To quote Ben Hur, Moses, and better known as the late, great Charlton Heston, the once president of the NRA:
"I'll give you my gun when you pry it from my cold, dead hands."
"What are you doing?" The mortician looked at his assistant.
"I'm closing Charlton Heston's coffin," he said.
"You can't close the lid yet," said the mortician.
"Because he's still holding his gun in his cold, dead hands. He can't take that with him. Pry that away from him. Break his fingers if you have to and we'll glue them back with Super Glue."
* * * * *
Speaking of breasts, tits, jugs, and boobs, how's that for a smooth transition from guns to something that most men love to discuss? This may be a stupid question, especially with me being a woman but, here goes. Why do women have breasts on the front instead of the back? Before you answer, think about it.
Wouldn't it be much better if women had back tits? Yeah, true, how would women nurse their baby with their tits in back instead of in the front? Yet, what if women had breasts in back as well as in front? I can already see men unzipping themselves and ready to masturbate now.
If you're a man, think about all of the possibilities of women having four sets of breasts, two in the front and two in the back. Wouldn't it be more convenient for men if women had back tits too? I can see all of the subway molesters nodding their heads in agreement now. That way, every time you were kissing, you wouldn't have to reach down to feel her breasts, you could just hug her. What was once an innocent custom, hugging women, would quickly become sexually erotic.
"Right? Am I right? Go ahead, time me I'm not only right but also that I'm on to something. With plastic surgery and silicone implants, we already have the technology to give women another set of tits. Wow!"
"I love you Mom. I don't know why but for some strange reason, I just love hugging you," said Tommy hugging his mother every chance he got.

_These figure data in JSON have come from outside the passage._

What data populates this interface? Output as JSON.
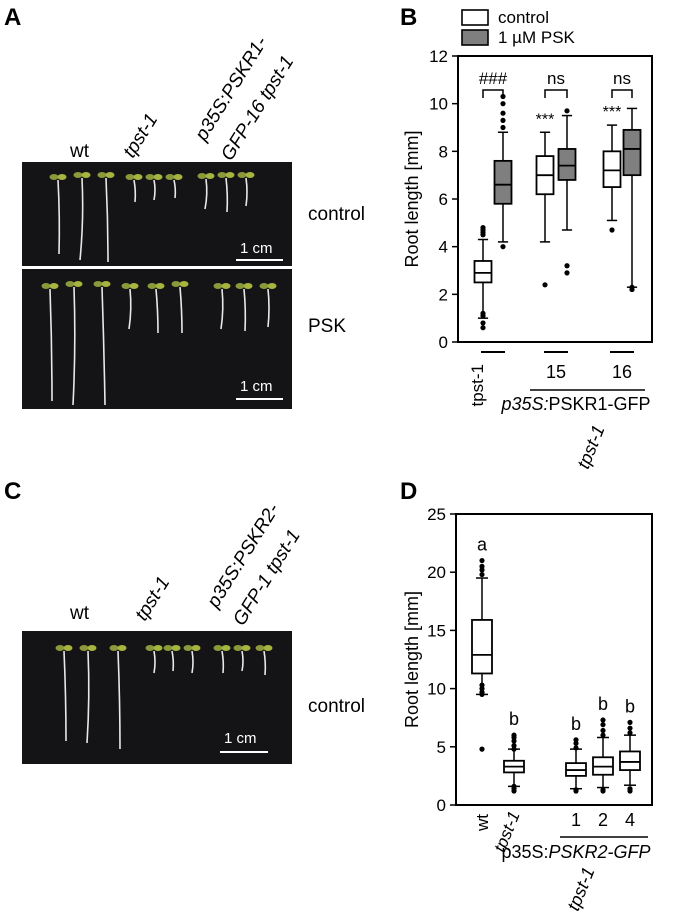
{
  "panels": {
    "A": {
      "letter": "A",
      "genotypes": [
        "wt",
        "tpst-1",
        "p35S:PSKR1-",
        "GFP-16 tpst-1"
      ],
      "conditions": [
        "control",
        "PSK"
      ],
      "scale_label": "1 cm"
    },
    "C": {
      "letter": "C",
      "genotypes": [
        "wt",
        "tpst-1",
        "p35S:PSKR2-",
        "GFP-1 tpst-1"
      ],
      "conditions": [
        "control"
      ],
      "scale_label": "1 cm"
    }
  },
  "chart_data": [
    {
      "panel": "B",
      "type": "box",
      "ylabel": "Root length [mm]",
      "ylim": [
        0,
        12
      ],
      "yticks": [
        "0",
        "2",
        "4",
        "6",
        "8",
        "10",
        "12"
      ],
      "legend": {
        "position": "top",
        "entries": [
          "control",
          "1 µM PSK"
        ],
        "colors": [
          "#ffffff",
          "#7f7f7f"
        ]
      },
      "groups": [
        "tpst-1",
        "15",
        "16"
      ],
      "group_annotation": {
        "line_label": "p35S:PSKR1-GFP",
        "sub_label": "tpst-1"
      },
      "series": [
        {
          "name": "control",
          "boxes": [
            {
              "min": 1.0,
              "q1": 2.5,
              "median": 2.9,
              "q3": 3.4,
              "max": 4.3,
              "outliers": [
                0.6,
                0.8,
                1.1,
                1.2,
                4.5,
                4.6,
                4.7,
                4.8
              ]
            },
            {
              "min": 4.2,
              "q1": 6.2,
              "median": 7.0,
              "q3": 7.8,
              "max": 8.8,
              "outliers": [
                2.4
              ]
            },
            {
              "min": 5.1,
              "q1": 6.5,
              "median": 7.2,
              "q3": 8.0,
              "max": 9.1,
              "outliers": [
                4.7
              ]
            }
          ]
        },
        {
          "name": "1 µM PSK",
          "boxes": [
            {
              "min": 4.2,
              "q1": 5.8,
              "median": 6.6,
              "q3": 7.6,
              "max": 8.8,
              "outliers": [
                4.0,
                9.0,
                9.3,
                9.6,
                10.0,
                10.3
              ]
            },
            {
              "min": 4.7,
              "q1": 6.8,
              "median": 7.4,
              "q3": 8.1,
              "max": 9.5,
              "outliers": [
                2.9,
                3.2,
                9.7
              ]
            },
            {
              "min": 2.3,
              "q1": 7.0,
              "median": 8.1,
              "q3": 8.9,
              "max": 9.8,
              "outliers": [
                2.2,
                2.3
              ]
            }
          ]
        }
      ],
      "annotations": {
        "pair_labels": [
          "###",
          "ns",
          "ns"
        ],
        "control_stars": [
          "",
          "***",
          "***"
        ]
      }
    },
    {
      "panel": "D",
      "type": "box",
      "ylabel": "Root length [mm]",
      "ylim": [
        0,
        25
      ],
      "yticks": [
        "0",
        "5",
        "10",
        "15",
        "20",
        "25"
      ],
      "categories": [
        "wt",
        "tpst-1",
        "1",
        "2",
        "4"
      ],
      "group_annotation": {
        "line_label": "p35S:PSKR2-GFP",
        "sub_label": "tpst-1"
      },
      "letters": [
        "a",
        "b",
        "b",
        "b",
        "b"
      ],
      "boxes": [
        {
          "min": 9.5,
          "q1": 11.3,
          "median": 12.9,
          "q3": 15.9,
          "max": 19.5,
          "outliers": [
            4.8,
            9.5,
            9.7,
            10.0,
            10.3,
            19.8,
            20.2,
            20.5,
            21.0
          ]
        },
        {
          "min": 1.6,
          "q1": 2.8,
          "median": 3.3,
          "q3": 3.8,
          "max": 4.8,
          "outliers": [
            1.2,
            1.4,
            1.6,
            4.8,
            5.1,
            5.5,
            5.8,
            6.0
          ]
        },
        {
          "min": 1.4,
          "q1": 2.5,
          "median": 3.0,
          "q3": 3.6,
          "max": 4.8,
          "outliers": [
            1.2,
            1.3,
            4.9,
            5.3,
            5.6
          ]
        },
        {
          "min": 1.5,
          "q1": 2.6,
          "median": 3.3,
          "q3": 4.1,
          "max": 5.8,
          "outliers": [
            1.2,
            1.3,
            6.0,
            6.4,
            6.9,
            7.3
          ]
        },
        {
          "min": 1.7,
          "q1": 3.0,
          "median": 3.7,
          "q3": 4.6,
          "max": 6.0,
          "outliers": [
            1.2,
            1.4,
            6.2,
            6.6,
            7.1
          ]
        }
      ]
    }
  ]
}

"Tommy, stop feeling my back tits and behave. Do your homework," said Tommy's mother.
"Okay, just give me a hug first," said Tommy hugging his mother again while feeling her back tits.
Then his grandmother entered the room.
"Grandma, give me a hug. How are you?"
"Tommy! Grandma loves it when you hug her. Can you just finger my back nipples while hugging me?"

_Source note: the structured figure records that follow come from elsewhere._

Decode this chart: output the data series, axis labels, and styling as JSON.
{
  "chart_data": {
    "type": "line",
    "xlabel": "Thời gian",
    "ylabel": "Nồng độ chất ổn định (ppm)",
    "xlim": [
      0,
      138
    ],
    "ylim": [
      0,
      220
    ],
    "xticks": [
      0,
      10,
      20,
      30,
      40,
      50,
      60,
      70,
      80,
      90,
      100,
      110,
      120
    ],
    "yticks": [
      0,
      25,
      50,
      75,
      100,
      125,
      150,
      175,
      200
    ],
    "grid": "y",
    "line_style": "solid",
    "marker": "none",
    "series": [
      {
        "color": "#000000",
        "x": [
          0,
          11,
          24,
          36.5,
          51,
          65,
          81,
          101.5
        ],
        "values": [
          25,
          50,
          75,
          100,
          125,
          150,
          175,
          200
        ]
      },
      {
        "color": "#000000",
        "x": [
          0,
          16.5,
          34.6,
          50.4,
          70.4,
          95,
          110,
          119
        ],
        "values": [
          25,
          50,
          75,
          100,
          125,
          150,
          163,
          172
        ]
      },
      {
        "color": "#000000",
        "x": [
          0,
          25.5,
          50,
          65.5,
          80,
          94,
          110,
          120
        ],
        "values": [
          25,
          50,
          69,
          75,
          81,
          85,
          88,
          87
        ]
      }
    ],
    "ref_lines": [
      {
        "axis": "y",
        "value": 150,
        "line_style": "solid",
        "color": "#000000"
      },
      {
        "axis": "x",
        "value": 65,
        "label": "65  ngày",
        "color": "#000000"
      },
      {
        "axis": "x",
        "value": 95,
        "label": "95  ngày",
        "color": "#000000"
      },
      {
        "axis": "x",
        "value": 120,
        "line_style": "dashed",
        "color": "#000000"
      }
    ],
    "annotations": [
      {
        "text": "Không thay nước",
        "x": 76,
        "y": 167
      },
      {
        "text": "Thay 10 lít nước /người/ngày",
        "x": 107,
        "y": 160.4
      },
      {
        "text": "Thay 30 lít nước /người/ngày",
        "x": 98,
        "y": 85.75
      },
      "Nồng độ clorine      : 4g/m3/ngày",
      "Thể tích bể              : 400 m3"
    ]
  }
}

Then, Aunt Rose came to visit with Tommy's cousin, Sally.
"Aunt Rose, it's so nice to see you again. How are you? Give me a hug," said Tommy feeling Aunt Rose's back tits.
"Oh, Tommy, give your Aunt Rose another hug. If I wasn't your mother's sister, I'd suck you before fucking you," whispered Aunt Rose in Tommy's ear while Tommy hugged his aunt and had his wicked, sexual way with her back tits.
Then, Tommy turned his attention to his cousin, Sally.
"Cousin Sally. Give me a hug," said Tommy with his arms outstretched.
"Get away from me you pervert. I'm on to you. You just want to feel my back tits," said Cousin Sally.
See? While a man is hugging his mother, his grandmother, and his aunt, he gets to feel their tits. Okay, maybe I just answer my own question but, seriously, wouldn't a woman having back tits be the perfect partner for dancing? I dare say that more men would eagerly get up on the dance floor for the sake not dancing but for feeling back tits.
"May I have this dance?"
Instead of calling their show Dancing with the Stars, they'd have to change the name to Dancing with Four Tits. Huh? What do you think? I may be on to something.
Now that I think more about it, ideally, women should have tits in the front and in the back.